I think that the separator (for CSV files) should be always in the datapackage info.

It's a feature request

Thank you again to all you

Andrea Borruso
@aborruso
Sep 24 2018 09:33 UTC

@roll if I run

from datapackage import Resource
resource = Resource({u'path': 'input.csv'})
dialect = csv.Sniffer().sniff(resource.read(limit=100))

I have

TypeError                                 Traceback (most recent call last)
<ipython-input-34-735638ac6f72> in <module>()
----> 1 dialect = csv.Sniffer().sniff(resource.read(limit=100))

/usr/lib/python2.7/csv.pyc in sniff(self, sample, delimiters)
    180
    181         quotechar, doublequote, delimiter, skipinitialspace = \
--> 182                    self._guess_quote_and_delimiter(sample, delimiters)
    183         if not delimiter:
    184             delimiter, skipinitialspace = self._guess_delimiter(sample,

/usr/lib/python2.7/csv.pyc in _guess_quote_and_delimiter(self, data, delimiters)
    221                       '(?:^|\n)(?P<quote>["\']).*?(?P=quote)(?:$|\n)'):                            #  ".*?" (no delim, no space)
    222             regexp = re.compile(restr, re.DOTALL | re.MULTILINE)
--> 223             matches = regexp.findall(data)
    224             if matches:
    225                 break

TypeError: expected string or buffer

What's wrong in my code?

A temporary way has been the code below, but I would like to use your code

import csv
with open('input.csv', 'rb') as csvfile:
    temp_lines = csvfile.readline() + '\n' + csvfile.readline()
    dialect = csv.Sniffer().sniff(temp_lines, delimiters=',\t;|')
dialect.delimiter
jobarratt
@jobarratt
Sep 24 2018 10:12 UTC
Save the Date! csv,conf,v4 is happening! We will be heading back to the Eliot Centre in Portland on May 8-9 next year for more talks about data sharing and data analysis from science, journalism, government, and open source. more announcements in the next few weeks https://csvconf.com/
Sign up to Slack for the latest updates and https://csvconf-slackin.herokuapp.com/
@aborruso Ahh my bad it should be resource.raw_read (without the limit argument I think)
Andrea Borruso
@aborruso
Sep 24 2018 12:27 UTC
Ok @roll I will try, thank you
Andrea Borruso
@aborruso
Sep 24 2018 12:53 UTC

@aborruso Ahh my bad it should be resource.raw_read (without the limit argument I think)

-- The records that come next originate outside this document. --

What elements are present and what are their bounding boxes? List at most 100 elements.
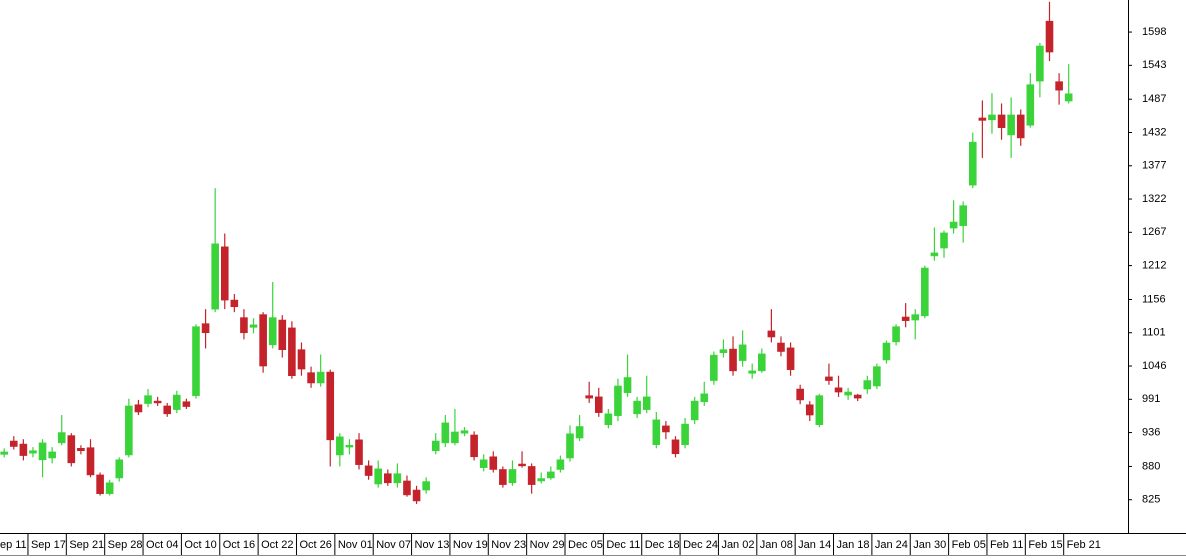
candle-body <box>316 371 325 384</box>
candle-body <box>326 371 335 441</box>
x-tick-label: Sep 17 <box>31 539 66 551</box>
candle-body <box>374 468 383 485</box>
candle-body <box>921 267 929 317</box>
y-tick-label: 880 <box>1142 460 1160 472</box>
candle-body <box>192 326 200 396</box>
x-tick-label: Nov 13 <box>415 539 450 551</box>
candle-body <box>249 324 258 328</box>
candle-body <box>930 252 939 257</box>
candle-body <box>48 451 56 459</box>
candle-body <box>978 117 987 121</box>
candle-body <box>882 342 891 361</box>
x-tick-label: Oct 22 <box>261 539 293 551</box>
y-tick-label: 1267 <box>1142 226 1166 238</box>
candle-body <box>230 299 239 308</box>
candle-body <box>1016 114 1025 139</box>
x-tick-label: Dec 18 <box>645 539 680 551</box>
x-tick-label: Feb 21 <box>1067 539 1101 551</box>
candle-body <box>1045 20 1054 53</box>
candle-body <box>949 221 958 229</box>
candle-body <box>805 404 814 416</box>
candle-body <box>873 366 881 387</box>
candle-body <box>690 400 699 421</box>
y-tick-label: 1212 <box>1142 259 1166 271</box>
candle-body <box>240 317 248 334</box>
candle-body <box>259 314 267 367</box>
candle-body <box>959 205 967 226</box>
y-tick-label: 1598 <box>1142 26 1166 38</box>
candle-body <box>537 478 546 482</box>
x-tick-label: Sep 28 <box>108 539 143 551</box>
candle-body <box>652 419 661 445</box>
candle-body <box>1064 93 1073 102</box>
candle-body <box>604 413 613 426</box>
candle-body <box>220 246 229 301</box>
x-tick-label: Nov 07 <box>376 539 411 551</box>
candle-body <box>662 425 670 433</box>
candle-body <box>470 434 478 458</box>
x-tick-label: Feb 05 <box>952 539 986 551</box>
candle-body <box>700 393 709 403</box>
x-tick-label: Oct 26 <box>299 539 331 551</box>
candle-body <box>441 422 450 444</box>
candle-body <box>729 348 737 372</box>
candle-body <box>460 430 469 434</box>
candle-body <box>940 232 948 249</box>
candle-body <box>0 451 8 455</box>
candle-body <box>211 243 219 310</box>
candle-body <box>575 426 584 439</box>
candle-body <box>988 114 996 121</box>
candle-body <box>719 349 728 354</box>
candle-body <box>182 401 191 407</box>
y-tick-label: 1432 <box>1142 126 1166 138</box>
candle-body <box>748 370 757 374</box>
x-tick-label: Jan 08 <box>760 539 793 551</box>
candle-body <box>892 326 900 343</box>
candle-body <box>633 400 641 415</box>
candle-body <box>585 395 593 399</box>
candle-body <box>777 342 785 352</box>
candle-body <box>297 349 306 370</box>
y-tick-label: 991 <box>1142 393 1160 405</box>
candle-body <box>412 489 421 502</box>
candle-body <box>1055 81 1063 91</box>
y-tick-label: 1377 <box>1142 160 1166 172</box>
x-tick-label: Feb 11 <box>990 539 1023 551</box>
candle-body <box>268 317 277 346</box>
candle-body <box>431 440 440 452</box>
candle-body <box>738 344 747 361</box>
candle-body <box>288 327 296 377</box>
candle-body <box>67 435 76 464</box>
x-tick-label: Oct 04 <box>146 539 178 551</box>
candle-body <box>336 436 344 456</box>
x-tick-label: Sep 21 <box>69 539 104 551</box>
candle-body <box>786 347 795 370</box>
candle-body <box>1007 114 1015 136</box>
candle-body <box>1036 45 1044 82</box>
candle-body <box>623 377 632 393</box>
candle-body <box>614 385 622 416</box>
candle-body <box>844 391 852 396</box>
y-tick-label: 1156 <box>1142 293 1166 305</box>
candle-body <box>345 444 354 448</box>
candle-body <box>642 396 651 410</box>
candle-body <box>403 480 411 496</box>
candle-body <box>556 459 565 470</box>
x-tick-label: Dec 11 <box>606 539 640 551</box>
candle-body <box>19 443 28 456</box>
y-tick-label: 825 <box>1142 494 1160 506</box>
candle-body <box>153 400 162 404</box>
x-tick-label: Jan 18 <box>837 539 870 551</box>
candle-body <box>911 314 920 321</box>
candle-body <box>355 439 363 465</box>
candle-body <box>86 447 95 476</box>
x-tick-label: Dec 24 <box>683 539 718 551</box>
candle-body <box>383 473 392 484</box>
candle-body <box>671 439 680 455</box>
candle-body <box>815 395 824 426</box>
candle-body <box>307 372 315 384</box>
candle-body <box>163 405 172 415</box>
candle-body <box>863 380 872 390</box>
candle-body <box>115 459 124 479</box>
y-tick-label: 1543 <box>1142 59 1166 71</box>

It works perfectly, thank you

import csv
from datapackage import Resource
resource = Resource({u'path': 'input.csv'})
dialect = csv.Sniffer().sniff(resource.raw_read())
dialect.delimiter
:+1:
Andrea Borruso
@aborruso
Sep 24 2018 13:02 UTC
@roll what about to add ass feature also the delimiter in the managed infos?
Robert Gieseke
@rgieseke
Sep 24 2018 14:42 UTC
Hi all, the latest release of the Pandas Datapackage reader can now also read GeoJSON into GeoPandas DataFrames: https://github.com/rgieseke/pandas-datapackage-reader
David Cottrell
@cottrell
Sep 24 2018 14:49 UTC
Asking a question again, sorry if I missed an answer in the rolling chat. Where should datapackage "getters" go for non-local data? Is this a datapipeline or is there some feature of datapackages themselves I have missed? For example, wget <url> plus a schema, delimiter etc.